Für seine Untersuchung hat Zelle vier Personen aus dem engsten Kreis um Hitler ausgewählt: Propagandaminister und Gauleiter von Berlin Joseph Goebbels, Reichsmarschall, Oberbefehlshaber der Luftwaffe und zeitweilig de facto Wirtschaftsdiktator Hermann Göring, Reichsführer-SS Heinrich Himmler sowie Hitlers Lieblingsarchitekten und ab 1942 Rüstungsminister Albert Speer. Für alle vier wurde, neben der Fachliteratur, ein umfangreiches Quellen-Korpus ausgewertet: Im Falle des exzessiven Tagebuchschreibers Goebbels und des Memoirenverfassers Speer sind dies u. a. höchstpersönliche Dokumente, hinzu kommen für alle Genannten Reden vor unterschiedlichem Publikum, amtliche Korrespondenz, Protokolle von Besprechungen und ähnliches. Ausgebreitet wird dieses Material in vier biographischen, den vier Protagonisten gewidmeten Kapiteln sowie einer sozialpsychologisch angelegten Gesamtschau am Bandende.

 

Fragt man zunächst nach dem gemeinsamen Nenner der vier Paladine, so ist in allen Fällen der außergewöhnlich starke Einfluss Hitlers im Zuge persönlicher Begegnungen zu konstatieren. Nicht nur bei Goebbels, für den Zelle dies explizit feststellt (S. 80), drängt sich der Eindruck auf, es handle sich jeweils um zwei verschiedene Menschen, je nachdem, ob Hitler zugegen war oder nicht. Göring und Goebbels begegneten Hitler erstmals in den frühen 1920er Jahren, als ihre Lebensumstände mehr als trist waren, und waren sofort vom künftigen Führer fasziniert, was 1932/33 auch bei Speer der Fall war. Himmler hingegen schloss sich Hitler aufgrund der übereinstimmenden Ideologie an.

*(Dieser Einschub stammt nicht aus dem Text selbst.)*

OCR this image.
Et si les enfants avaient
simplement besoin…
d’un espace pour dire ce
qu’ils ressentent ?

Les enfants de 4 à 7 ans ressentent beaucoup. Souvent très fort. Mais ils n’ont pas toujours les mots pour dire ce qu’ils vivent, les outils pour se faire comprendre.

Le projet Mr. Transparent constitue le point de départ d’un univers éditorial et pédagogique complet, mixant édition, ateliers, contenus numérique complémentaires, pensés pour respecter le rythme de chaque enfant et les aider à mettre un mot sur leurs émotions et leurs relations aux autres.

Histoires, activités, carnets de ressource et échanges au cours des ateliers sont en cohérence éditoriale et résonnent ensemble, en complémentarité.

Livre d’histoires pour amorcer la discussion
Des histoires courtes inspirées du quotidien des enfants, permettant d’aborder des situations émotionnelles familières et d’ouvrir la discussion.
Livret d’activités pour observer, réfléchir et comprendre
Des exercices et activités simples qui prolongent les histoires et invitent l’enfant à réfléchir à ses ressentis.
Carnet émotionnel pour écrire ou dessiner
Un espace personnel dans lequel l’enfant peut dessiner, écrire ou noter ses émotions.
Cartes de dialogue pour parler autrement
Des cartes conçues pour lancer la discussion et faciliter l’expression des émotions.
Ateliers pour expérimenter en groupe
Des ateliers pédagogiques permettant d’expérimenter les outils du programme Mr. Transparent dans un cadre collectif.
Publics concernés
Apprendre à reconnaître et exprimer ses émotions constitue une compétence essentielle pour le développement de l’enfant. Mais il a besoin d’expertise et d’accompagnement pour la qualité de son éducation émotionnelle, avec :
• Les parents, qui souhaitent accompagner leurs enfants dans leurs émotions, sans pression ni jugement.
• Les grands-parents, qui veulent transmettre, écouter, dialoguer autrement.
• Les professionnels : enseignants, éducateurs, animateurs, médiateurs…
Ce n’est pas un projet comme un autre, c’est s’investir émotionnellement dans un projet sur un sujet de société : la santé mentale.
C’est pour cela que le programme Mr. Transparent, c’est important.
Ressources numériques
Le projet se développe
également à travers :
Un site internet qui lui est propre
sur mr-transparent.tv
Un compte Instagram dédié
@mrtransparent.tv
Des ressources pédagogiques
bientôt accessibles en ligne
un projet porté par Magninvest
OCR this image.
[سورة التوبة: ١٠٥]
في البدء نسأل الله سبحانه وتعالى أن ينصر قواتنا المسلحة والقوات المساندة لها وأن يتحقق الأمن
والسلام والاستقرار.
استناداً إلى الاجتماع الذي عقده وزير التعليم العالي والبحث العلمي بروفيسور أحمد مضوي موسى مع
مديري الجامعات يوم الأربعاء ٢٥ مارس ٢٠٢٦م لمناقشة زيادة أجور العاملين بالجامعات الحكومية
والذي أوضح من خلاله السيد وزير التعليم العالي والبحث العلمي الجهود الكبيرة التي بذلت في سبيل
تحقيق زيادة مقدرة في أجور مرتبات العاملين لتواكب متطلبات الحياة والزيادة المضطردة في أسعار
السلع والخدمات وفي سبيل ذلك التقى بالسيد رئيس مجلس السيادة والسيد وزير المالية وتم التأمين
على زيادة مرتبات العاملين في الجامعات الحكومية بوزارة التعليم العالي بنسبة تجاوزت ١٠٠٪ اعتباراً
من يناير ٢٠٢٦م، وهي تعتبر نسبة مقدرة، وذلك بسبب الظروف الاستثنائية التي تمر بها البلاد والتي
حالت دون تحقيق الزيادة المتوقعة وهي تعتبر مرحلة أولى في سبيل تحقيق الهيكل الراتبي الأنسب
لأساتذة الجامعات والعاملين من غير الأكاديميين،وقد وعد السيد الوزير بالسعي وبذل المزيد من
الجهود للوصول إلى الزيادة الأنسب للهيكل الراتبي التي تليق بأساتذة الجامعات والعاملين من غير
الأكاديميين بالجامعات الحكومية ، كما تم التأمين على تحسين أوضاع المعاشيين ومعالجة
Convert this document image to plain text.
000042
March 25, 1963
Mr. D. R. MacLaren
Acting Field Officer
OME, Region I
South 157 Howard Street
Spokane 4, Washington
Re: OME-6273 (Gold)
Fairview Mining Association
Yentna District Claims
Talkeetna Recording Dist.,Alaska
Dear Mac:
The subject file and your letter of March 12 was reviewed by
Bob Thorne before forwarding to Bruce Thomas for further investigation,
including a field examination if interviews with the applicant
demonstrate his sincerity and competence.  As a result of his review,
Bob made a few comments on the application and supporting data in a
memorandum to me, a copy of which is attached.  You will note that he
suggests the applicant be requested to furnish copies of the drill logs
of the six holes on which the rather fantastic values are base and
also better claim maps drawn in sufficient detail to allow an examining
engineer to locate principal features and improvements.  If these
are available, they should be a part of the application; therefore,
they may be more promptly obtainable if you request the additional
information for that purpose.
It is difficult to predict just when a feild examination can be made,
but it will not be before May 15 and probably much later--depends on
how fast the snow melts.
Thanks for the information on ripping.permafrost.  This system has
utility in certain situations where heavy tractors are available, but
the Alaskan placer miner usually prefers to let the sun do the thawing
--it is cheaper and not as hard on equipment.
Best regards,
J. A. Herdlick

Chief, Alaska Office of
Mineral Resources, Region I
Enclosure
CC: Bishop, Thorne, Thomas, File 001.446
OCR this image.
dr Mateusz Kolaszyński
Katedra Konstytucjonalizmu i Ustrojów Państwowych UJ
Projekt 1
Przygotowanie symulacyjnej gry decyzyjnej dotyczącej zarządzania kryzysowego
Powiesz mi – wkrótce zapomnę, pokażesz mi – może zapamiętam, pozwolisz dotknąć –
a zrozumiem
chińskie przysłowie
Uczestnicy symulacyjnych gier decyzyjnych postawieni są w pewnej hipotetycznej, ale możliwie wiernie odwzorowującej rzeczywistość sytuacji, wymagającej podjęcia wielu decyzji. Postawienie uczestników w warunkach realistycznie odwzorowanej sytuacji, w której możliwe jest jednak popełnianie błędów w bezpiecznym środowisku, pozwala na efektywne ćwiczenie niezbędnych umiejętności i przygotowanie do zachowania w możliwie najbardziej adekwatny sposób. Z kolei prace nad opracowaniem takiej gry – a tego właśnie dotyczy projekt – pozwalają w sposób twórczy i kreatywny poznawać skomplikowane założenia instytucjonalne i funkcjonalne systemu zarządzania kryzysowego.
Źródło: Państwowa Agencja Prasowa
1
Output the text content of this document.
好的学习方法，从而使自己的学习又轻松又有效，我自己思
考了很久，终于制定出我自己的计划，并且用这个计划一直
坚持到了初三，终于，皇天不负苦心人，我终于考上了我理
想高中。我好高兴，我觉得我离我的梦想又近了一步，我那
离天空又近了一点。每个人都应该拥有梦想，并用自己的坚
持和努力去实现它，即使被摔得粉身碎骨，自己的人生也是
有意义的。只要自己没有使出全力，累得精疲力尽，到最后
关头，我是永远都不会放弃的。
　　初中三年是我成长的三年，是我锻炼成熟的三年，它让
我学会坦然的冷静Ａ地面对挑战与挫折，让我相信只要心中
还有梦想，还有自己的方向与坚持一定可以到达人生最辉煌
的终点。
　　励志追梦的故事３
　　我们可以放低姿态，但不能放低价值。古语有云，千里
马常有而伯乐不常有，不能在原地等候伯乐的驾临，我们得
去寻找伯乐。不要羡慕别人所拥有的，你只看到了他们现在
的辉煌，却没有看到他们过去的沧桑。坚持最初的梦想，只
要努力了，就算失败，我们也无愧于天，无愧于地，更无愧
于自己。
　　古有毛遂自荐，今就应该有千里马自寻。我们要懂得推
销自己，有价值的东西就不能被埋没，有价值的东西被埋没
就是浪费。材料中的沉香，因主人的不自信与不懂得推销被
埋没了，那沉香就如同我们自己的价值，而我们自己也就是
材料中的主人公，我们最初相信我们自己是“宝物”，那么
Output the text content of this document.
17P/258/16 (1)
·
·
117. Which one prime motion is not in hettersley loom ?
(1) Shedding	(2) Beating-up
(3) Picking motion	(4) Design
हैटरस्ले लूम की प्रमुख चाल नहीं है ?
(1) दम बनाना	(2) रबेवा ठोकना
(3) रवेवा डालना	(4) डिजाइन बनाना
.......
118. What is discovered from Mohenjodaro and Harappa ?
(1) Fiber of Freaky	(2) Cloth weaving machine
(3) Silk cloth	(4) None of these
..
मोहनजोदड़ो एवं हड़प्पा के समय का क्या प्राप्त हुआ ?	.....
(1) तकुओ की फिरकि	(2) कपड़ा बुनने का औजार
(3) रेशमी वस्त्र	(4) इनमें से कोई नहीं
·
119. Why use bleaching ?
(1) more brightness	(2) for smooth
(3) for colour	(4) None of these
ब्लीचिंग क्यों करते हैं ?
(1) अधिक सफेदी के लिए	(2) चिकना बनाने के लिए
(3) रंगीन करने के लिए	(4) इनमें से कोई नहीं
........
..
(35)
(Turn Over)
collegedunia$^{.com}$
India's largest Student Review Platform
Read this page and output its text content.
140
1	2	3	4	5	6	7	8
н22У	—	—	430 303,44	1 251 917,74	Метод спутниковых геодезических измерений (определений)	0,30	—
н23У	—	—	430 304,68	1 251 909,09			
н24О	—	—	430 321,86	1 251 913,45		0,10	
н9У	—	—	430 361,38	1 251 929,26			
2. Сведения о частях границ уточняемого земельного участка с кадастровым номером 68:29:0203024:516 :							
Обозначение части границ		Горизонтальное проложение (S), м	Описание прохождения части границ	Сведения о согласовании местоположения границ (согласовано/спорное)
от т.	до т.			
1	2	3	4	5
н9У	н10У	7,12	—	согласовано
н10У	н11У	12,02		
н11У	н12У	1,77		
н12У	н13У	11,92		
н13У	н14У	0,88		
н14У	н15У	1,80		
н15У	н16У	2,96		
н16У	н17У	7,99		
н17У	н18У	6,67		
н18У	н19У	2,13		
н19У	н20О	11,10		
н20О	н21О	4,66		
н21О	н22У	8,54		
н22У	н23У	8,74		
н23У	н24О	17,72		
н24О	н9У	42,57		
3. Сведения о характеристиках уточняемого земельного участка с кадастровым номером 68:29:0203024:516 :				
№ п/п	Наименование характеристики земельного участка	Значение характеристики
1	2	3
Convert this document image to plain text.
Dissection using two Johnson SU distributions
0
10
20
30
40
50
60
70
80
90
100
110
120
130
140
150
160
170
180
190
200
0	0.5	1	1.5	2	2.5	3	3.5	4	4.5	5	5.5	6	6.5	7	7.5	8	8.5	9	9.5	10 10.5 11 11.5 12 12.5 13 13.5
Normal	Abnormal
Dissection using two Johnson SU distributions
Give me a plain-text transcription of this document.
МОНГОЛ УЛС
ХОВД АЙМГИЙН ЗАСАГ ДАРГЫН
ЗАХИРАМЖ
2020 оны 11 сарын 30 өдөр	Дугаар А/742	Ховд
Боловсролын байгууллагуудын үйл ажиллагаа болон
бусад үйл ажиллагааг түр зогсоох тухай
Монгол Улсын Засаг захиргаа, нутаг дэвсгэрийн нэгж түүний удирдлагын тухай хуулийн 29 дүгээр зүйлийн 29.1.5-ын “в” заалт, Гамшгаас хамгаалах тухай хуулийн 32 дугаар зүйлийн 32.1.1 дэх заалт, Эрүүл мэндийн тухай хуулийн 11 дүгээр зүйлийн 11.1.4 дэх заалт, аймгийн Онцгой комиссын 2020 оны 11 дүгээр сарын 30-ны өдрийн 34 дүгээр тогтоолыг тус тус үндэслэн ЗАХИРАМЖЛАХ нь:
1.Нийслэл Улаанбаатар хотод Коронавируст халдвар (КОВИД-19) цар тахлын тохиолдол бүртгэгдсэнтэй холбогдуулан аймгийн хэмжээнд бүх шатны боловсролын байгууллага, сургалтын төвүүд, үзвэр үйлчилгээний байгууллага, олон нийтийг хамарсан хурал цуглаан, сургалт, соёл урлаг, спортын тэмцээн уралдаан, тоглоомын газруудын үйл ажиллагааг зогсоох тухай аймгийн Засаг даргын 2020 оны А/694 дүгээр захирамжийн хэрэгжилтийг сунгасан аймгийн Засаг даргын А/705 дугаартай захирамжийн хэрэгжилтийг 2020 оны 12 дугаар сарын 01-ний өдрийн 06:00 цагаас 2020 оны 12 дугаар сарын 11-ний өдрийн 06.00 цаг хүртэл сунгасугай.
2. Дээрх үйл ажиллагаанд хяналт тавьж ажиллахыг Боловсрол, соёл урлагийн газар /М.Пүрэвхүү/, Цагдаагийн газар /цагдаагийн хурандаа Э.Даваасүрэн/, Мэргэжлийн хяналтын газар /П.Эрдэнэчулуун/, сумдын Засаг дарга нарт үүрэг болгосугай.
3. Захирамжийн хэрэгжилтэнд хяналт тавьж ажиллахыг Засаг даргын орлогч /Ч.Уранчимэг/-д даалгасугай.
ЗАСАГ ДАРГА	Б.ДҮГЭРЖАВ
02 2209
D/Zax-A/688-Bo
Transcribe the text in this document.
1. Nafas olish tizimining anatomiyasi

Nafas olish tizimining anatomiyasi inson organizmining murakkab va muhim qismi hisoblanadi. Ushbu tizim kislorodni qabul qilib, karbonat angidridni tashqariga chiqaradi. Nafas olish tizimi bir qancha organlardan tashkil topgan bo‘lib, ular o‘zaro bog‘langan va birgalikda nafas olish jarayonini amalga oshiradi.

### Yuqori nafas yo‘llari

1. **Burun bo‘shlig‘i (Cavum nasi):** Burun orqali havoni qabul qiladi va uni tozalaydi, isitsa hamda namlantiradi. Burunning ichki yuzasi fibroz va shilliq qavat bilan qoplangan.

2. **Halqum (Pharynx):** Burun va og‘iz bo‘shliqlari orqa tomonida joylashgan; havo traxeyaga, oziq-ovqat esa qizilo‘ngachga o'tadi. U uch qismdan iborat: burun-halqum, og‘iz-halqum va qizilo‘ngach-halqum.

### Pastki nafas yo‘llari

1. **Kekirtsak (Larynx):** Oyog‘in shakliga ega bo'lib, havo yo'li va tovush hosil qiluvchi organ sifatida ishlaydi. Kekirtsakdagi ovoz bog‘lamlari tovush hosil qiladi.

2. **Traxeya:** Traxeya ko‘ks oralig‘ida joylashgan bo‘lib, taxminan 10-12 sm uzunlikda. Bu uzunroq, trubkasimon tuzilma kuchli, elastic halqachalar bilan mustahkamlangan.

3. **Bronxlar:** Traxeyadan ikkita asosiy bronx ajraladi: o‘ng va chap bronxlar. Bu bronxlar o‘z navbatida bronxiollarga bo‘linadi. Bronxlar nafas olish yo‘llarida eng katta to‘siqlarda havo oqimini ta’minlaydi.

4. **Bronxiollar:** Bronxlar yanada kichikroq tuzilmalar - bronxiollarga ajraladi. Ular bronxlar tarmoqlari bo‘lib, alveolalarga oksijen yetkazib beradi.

Überflüssig zu erwähnen, dass alle vier ihre überragende Machtstellung nur durch Hitler erlangten; ohne ihn wären sie unbedeutend geblieben.

 

Zelle stellt die Führer-Gläubigkeit und Führer-Treue seiner vier Protagonisten nicht in Frage, sieht diese aber vor allem für die zweite Kriegshälfte als die der Öffentlichkeit bzw. den eigenen Mitarbeitern präsentierte, wenn nicht vorgegaukelte Fassade, hinter und neben der es eine zweite Wirklichkeit gab. Wann jedoch erste Zweifel an Hitlers Führer-Eigenschaften bzw. an einem siegreichen oder auch nur glimpflichen Ausgang des Krieges aufkamen, konnte extrem divergieren. Goebbels hatte schon um 1925/26 erhebliche Probleme, manche Elemente von Hitlers Ideologie, etwa dessen extrem negatives Russland-Bild, mit seiner eigenen Sichtweise in Übereinstimmung zu bringen. Er passte sich zwar äußerlich an, kehrte aber immer wieder, für kürzere oder längere Zeit, zu seinen ursprünglichen Vorstellungen zurück. Auch beklagte sich Goebbels schon in den Jahren vor der „Machtergreifung“ über Hitlers Untätigkeit, Zaudern und Entschlussschwäche – ein Leitmotiv der zweiten Kriegshälfte kündigte sich hier bereits an.

 

Erste Anzeichen einer Distanzierung Görings, des designierten Nachfolgers Hitlers, verortet Zelle nicht erst ab 1942, als der Reichsmarschall wegen des Niedergangs der von ihm geführten Luftwaffe bei Hitler in Ungnade fiel, sondern schon im Herbst 1938, als Göring einige Anstrengungen unternahm, Hitlers Kriegskurs zu bremsen. Ab 1942 war es Görings vorrangiges Bestreben, vor Hitlers Tadel in eine Scheinwelt aus Jagden, Kunstwerken und Medikamentenmissbrauch zu flüchten. Erst als er Hitler im Berliner Bunker handlungsunfähig wähnte, wollte er die Nachfolgeregelung in Kraft setzen – wohl kaum ein echter Schritt zur Ablösung vom Diktator.

 

Himmler erkannte früh die Möglichkeit und später die Wahrscheinlichkeit einer deutschen Niederlage und wollte sich vorsichtig, aber doch für die Zeit nach Hitler absichern. So ließ er den innerdeutschen Widerstand, von dessen Attentatsplänen er vage Kenntnis hatte, bis zum 20. Juli 1944 gewähren und versuchte immer wieder, Friedensfühler zu den Westalliierten auszustrecken. Aus der Deckung trat er freilich erst eine Woche vor Hitlers Selbstmord, was wenig Relevanz hatte, da Himmler als die Personifizierung des NS-Mord- und Terrorapparates für die Gegner ebensowenig ein Verhandlungspartner sein konnte wie sein Führer.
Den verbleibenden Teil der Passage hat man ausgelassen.